So i am a little confused why the u-substitution is valid. I do not have a problem when the integral is in the form $\int f(g(x))g'(x)dx=F(g(x))$ clearly then we can do $u=g(x)$ find $F(u)$ and do $F(g(x))$. However, things are not always so simple. Take the function $\int{\sqrt{1+x^2}x^5}$ the textbook uses the substitution $u=1+x^2$, however, quite clearly we no longer have the form $\int f(g(x))g'(x)dx$ or at least it is not as obvious. So basically it is a shoot in the dark? We HOPE that the substitution will actually give us that form?
Thanks.
Actually you have that form in this case too, it is a little hidden. You can write
$$\int x^5\sqrt{1+x^2}dx=\int xx^4\sqrt{1+x^2}dx=\int\frac{2}{2}xx^4\sqrt{1+x^2}dx=\frac{1}{2}\int2xx^4\sqrt{1+x^2}dx.$$
Now you can notice that if you derive $1+x^2$ you get $2x$. So you try to make your integral easier by letting $1+x^2=y$, so $2xdx=dy$.

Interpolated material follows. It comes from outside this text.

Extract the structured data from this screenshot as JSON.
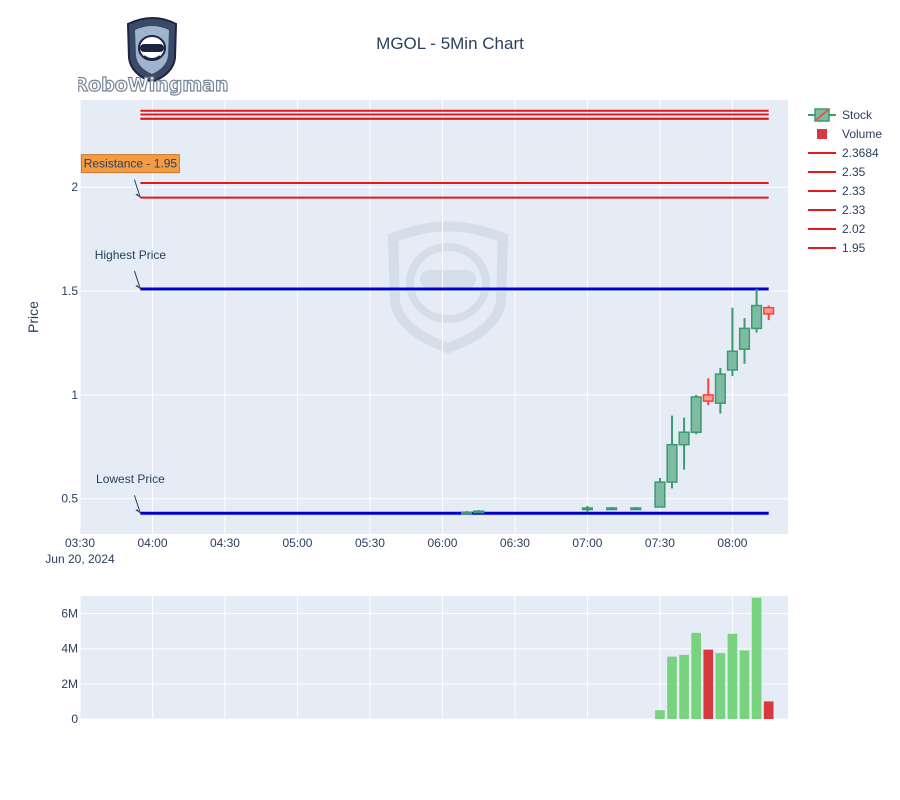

Notice that $x^2=y-1$ so $x^4=(y-1)^2$. Hence
$$\frac{1}{2}\int2xx^4\sqrt{1+x^2}dx=\frac{1}{2}\int \sqrt{y}(y-1)^{2}dy$$
You can easily integrate it now by expanding the square and integrating with the power rule.
However is not always like this, but it can be useful to substitute even if the integrand is not like $f\left(g(x)\right)g'(x)$; for example
$$\int \sqrt{1-x^2}dx$$
If you substitute $x=\sin y$ you don't have the differential, but if you go on you get $dx=\cos y \ dy$ and so
$$\int\sqrt{1-x^2}dx=\int\sqrt{1-\left(\sin y\right)^{2}}\cos y \ dy=\int\left|\cos y\right|\cos y \ dy.$$
Which is pretty easy to integrate if you use the identity $\left(\cos y\right)^{2}=\frac{1+\cos (2x)}{2}.$
It's all about practice, experience, practice, knowing where you want to go and practice (did I mentioned practice?).